Santa Casa de Birigui publicou nova nota de esclarecimento avisando que, sem recursos, único hospital do SUS no município pode parar

A Justiça de Birigui (SP) deu prazo de 24 horas para a Prefeitura fazer os repasses de convênios firmados com a OSS (Organização Social de Saúde) Santa Casa de Birigui, que somam R$ 4.637.667,66, sob pena de sequestro de contas públicas.

A decisão, que é liminar, é uma resposta à ação movida pela entidade contra o município, cobrando R$ 6 milhões que estariam atrasados, o que impede pagamento de funcionários e prestadores de serviços.

No entanto, o juiz Fábio Renato Mazzo Reis manteve a decisão anterior, também liminar, que desobrigou a Prefeitura a fazer o pagamento do convênio nº 14/2019, que prevê a subvenção de R$ 1,38 milhão para a OSS gerir os serviços e atendimento de urgência e emergência.

Nesta decisão anterior, o juiz Lucas Gajardoni Fernandes considerou o fato de a Prefeitura ter reassumido os atendimentos no pronto-socorro, promovendo a contratação de profissionais e aquisição de insumos necessários para a prestação do serviço.

Na Ação de Obrigação de Fazer com pedido liminar contra a Prefeitura, protocolada no dia 22 de janeiro, a OSS afirma que os valores devidos pela Prefeitura ultrapassam R$ 6 milhões, referentes a três convênios previstos no orçamento municipal.

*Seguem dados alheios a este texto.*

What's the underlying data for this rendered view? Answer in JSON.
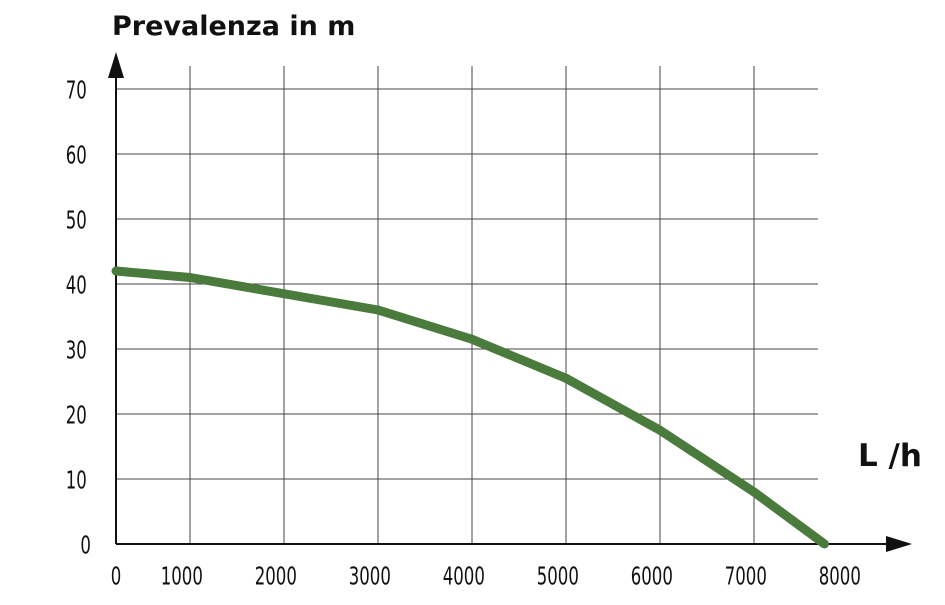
{
  "chart_data": {
    "type": "line",
    "title": "",
    "ylabel": "Prevalenza in m",
    "xlabel": "L /h",
    "xlim": [
      0,
      8000
    ],
    "ylim": [
      0,
      70
    ],
    "x_ticks": [
      0,
      1000,
      2000,
      3000,
      4000,
      5000,
      6000,
      7000,
      8000
    ],
    "y_ticks": [
      0,
      10,
      20,
      30,
      40,
      50,
      60,
      70
    ],
    "x_tick_labels": [
      "0",
      "1000",
      "2000",
      "3000",
      "4000",
      "5000",
      "6000",
      "7000",
      "8000"
    ],
    "y_tick_labels": [
      "0",
      "10",
      "20",
      "30",
      "40",
      "50",
      "60",
      "70"
    ],
    "grid": true,
    "series": [
      {
        "color": "#4a7a3c",
        "points": [
          {
            "x": 0,
            "y": 42
          },
          {
            "x": 1000,
            "y": 41
          },
          {
            "x": 2000,
            "y": 38.5
          },
          {
            "x": 3000,
            "y": 36
          },
          {
            "x": 4000,
            "y": 31.5
          },
          {
            "x": 5000,
            "y": 25.5
          },
          {
            "x": 6000,
            "y": 17.5
          },
          {
            "x": 7000,
            "y": 8
          },
          {
            "x": 7750,
            "y": 0
          }
        ]
      }
    ]
  }
}
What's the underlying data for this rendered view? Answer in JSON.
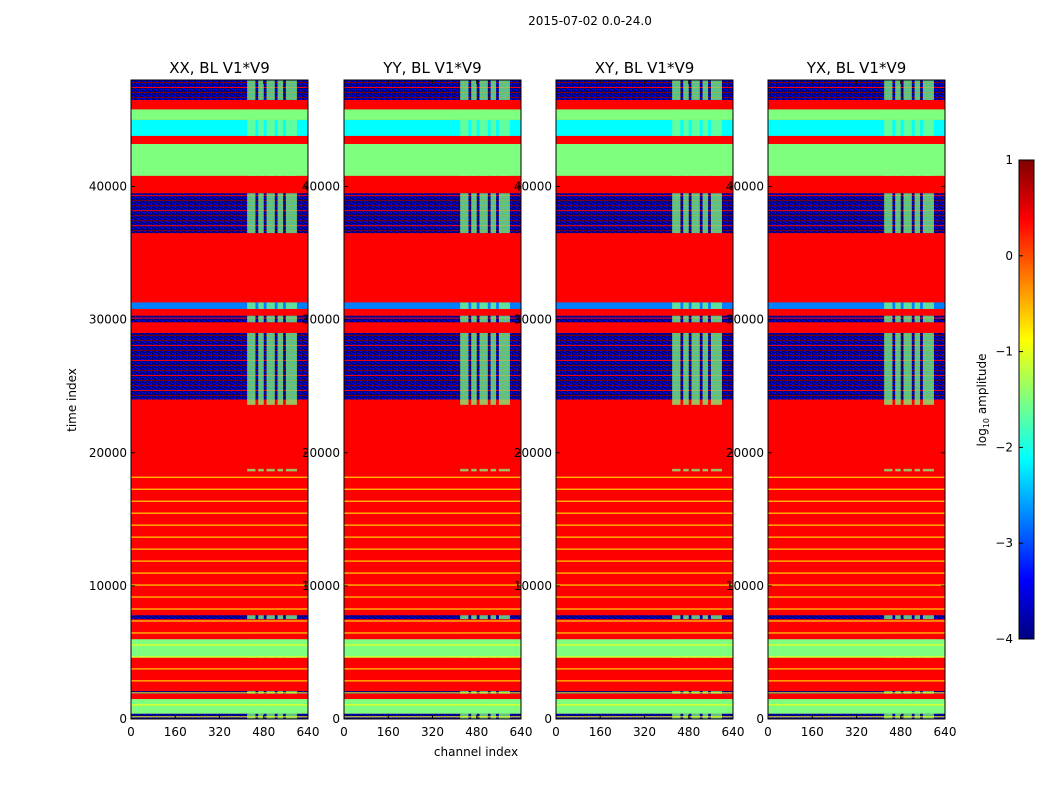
{
  "page_title": "2015-07-02 0.0-24.0",
  "colormap_colors": [
    "#00007f",
    "#0000ff",
    "#007fff",
    "#00ffff",
    "#7fff7f",
    "#ffff00",
    "#ff7f00",
    "#ff0000",
    "#7f0000"
  ],
  "chart_data": {
    "type": "heatmap",
    "title": "2015-07-02 0.0-24.0",
    "xlabel": "channel index",
    "ylabel": "time index",
    "xlim": [
      0,
      640
    ],
    "ylim": [
      0,
      48000
    ],
    "xticks": [
      0,
      160,
      320,
      480,
      640
    ],
    "yticks": [
      0,
      10000,
      20000,
      30000,
      40000
    ],
    "panels": [
      {
        "title": "XX, BL V1*V9",
        "polarization": "XX",
        "baseline": "V1*V9"
      },
      {
        "title": "YY, BL V1*V9",
        "polarization": "YY",
        "baseline": "V1*V9"
      },
      {
        "title": "XY, BL V1*V9",
        "polarization": "XY",
        "baseline": "V1*V9"
      },
      {
        "title": "YX, BL V1*V9",
        "polarization": "YX",
        "baseline": "V1*V9"
      }
    ],
    "colorbar": {
      "label_prefix": "log",
      "label_sub": "10",
      "label_suffix": " amplitude",
      "range": [
        -4,
        1
      ],
      "ticks": [
        1,
        0,
        -1,
        -2,
        -3,
        -4
      ],
      "tick_labels": [
        "1",
        "0",
        "−1",
        "−2",
        "−3",
        "−4"
      ]
    },
    "time_bands": [
      {
        "t0": 0,
        "t1": 400,
        "value": -3.5
      },
      {
        "t0": 400,
        "t1": 1500,
        "value": -1.6
      },
      {
        "t0": 1500,
        "t1": 1900,
        "value": 0.2
      },
      {
        "t0": 1900,
        "t1": 2100,
        "value": -3.8
      },
      {
        "t0": 2100,
        "t1": 4600,
        "value": 0.2
      },
      {
        "t0": 4600,
        "t1": 6000,
        "value": -1.5
      },
      {
        "t0": 6000,
        "t1": 7500,
        "value": 0.2
      },
      {
        "t0": 7500,
        "t1": 7800,
        "value": -3.8
      },
      {
        "t0": 7800,
        "t1": 18600,
        "value": 0.2
      },
      {
        "t0": 18600,
        "t1": 18800,
        "value": 0.6
      },
      {
        "t0": 18800,
        "t1": 23600,
        "value": 0.2
      },
      {
        "t0": 23600,
        "t1": 24000,
        "value": 0.6
      },
      {
        "t0": 24000,
        "t1": 29000,
        "value": -3.9
      },
      {
        "t0": 29000,
        "t1": 29800,
        "value": 0.2
      },
      {
        "t0": 29800,
        "t1": 30300,
        "value": -3.5
      },
      {
        "t0": 30300,
        "t1": 30800,
        "value": 0.2
      },
      {
        "t0": 30800,
        "t1": 31300,
        "value": -3.0
      },
      {
        "t0": 31300,
        "t1": 36500,
        "value": 0.2
      },
      {
        "t0": 36500,
        "t1": 39500,
        "value": -3.9
      },
      {
        "t0": 39500,
        "t1": 40800,
        "value": 0.2
      },
      {
        "t0": 40800,
        "t1": 43200,
        "value": -1.2
      },
      {
        "t0": 43200,
        "t1": 43800,
        "value": 0.2
      },
      {
        "t0": 43800,
        "t1": 45000,
        "value": -2.3
      },
      {
        "t0": 45000,
        "t1": 45800,
        "value": -1.3
      },
      {
        "t0": 45800,
        "t1": 46500,
        "value": 0.2
      },
      {
        "t0": 46500,
        "t1": 48000,
        "value": -3.7
      }
    ],
    "band_note": "Values are approximate dominant log10 amplitude per time range; a sparse green/cyan block pattern appears for channels ~420-600 in many ranges."
  }
}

Um deles é uma subvenção social (autorizada pela lei 6.218/16), objetivando o custeio de prestação de serviços e de assistência à saúde no município aos cidadãos, cujo valor compulsório é de R$ 930.529,00 mensais.

O segundo convênio (previsto nas leis 6.523 e 6.548/18) dispõe sobre a transferência de 8% do recebido pelo município de ICMS (Imposto sobre a Circulação de Mercadorias e Serviços) para a manutenção da saúde pública. Esse repasse, que também é compulsório, soma R$ 1.084.928,78.

O terceiro convênio é o nº 14/2019 citado pelo juiz nessa última decisão (previsto na lei 6.678, de 30 de janeiro de 2019), referente ao pronto-socorro.

Fora os três convênios, há outros valores em aberto com a administração, como o importe de R$ 2.622.209,88 do contrato de gestão referente ao programa ESF (Estratégia Saúde da Família).

Sem os repasses, a entidade afirma que está em estado de penúria e não tem como manter a continuidade dos serviços à população, o que poderá “acarretar nos próximos dias com a consequente paralisação de serviços pelos funcionários, com a recusa de entrega de mercadoria e serviços pelos fornecedores e consequentemente, a paralisação das atividades de saúde pública no município.”

Na ação, a entidade já avisava que o estoque de medicamentos não passaria de uma semana.

Nesta terça-feira (2), a Irmandade Santa Casa de Birigui publicou nova nota de esclarecimento informando que é o único hospital conveniado ao SUS no município, cujas atividades são subsidiadas com recursos do poder público, em diversas esferas do governo.

No entanto, sem os repasses estabelecidos por lei, não há como fazer pagamento de colaboradores, equipe multidisciplinar e fornecedores.

“Sem o efetivo cumprimento obrigacional com colaboradores, equipe médica e fornecedores, a Irmandade afirma que não terá como manter os serviços médicos e hospitalares. Neste momento, há medicamentos em estoque e gases medicinais, assim como estoque de mantimentos, para atender alimentação de pacientes internados para suprir a demanda até sexta-feira (5)”, diz no comunicado.

A irmandade termina o comunicado reforçando que está em vias de paralisar as atividades na área da saúde, o que acarretará a descontinuidade dos serviços do SUS no município.

Procurado pela reportagem, o diretor-presidente da entidade, Miguel Ribeiro, confirmou apenas que a decisão liminar obrigando o repasse em 24 horas pode salvar a Santa Casa.

Outro lado

Já a Prefeitura de Birigui informou que, até o momento, às 17h12 desta terça, não havia sido notificada da decisão da Justiça. “Assim que receber a notificação, tomará as providências cabíveis”, resumiu.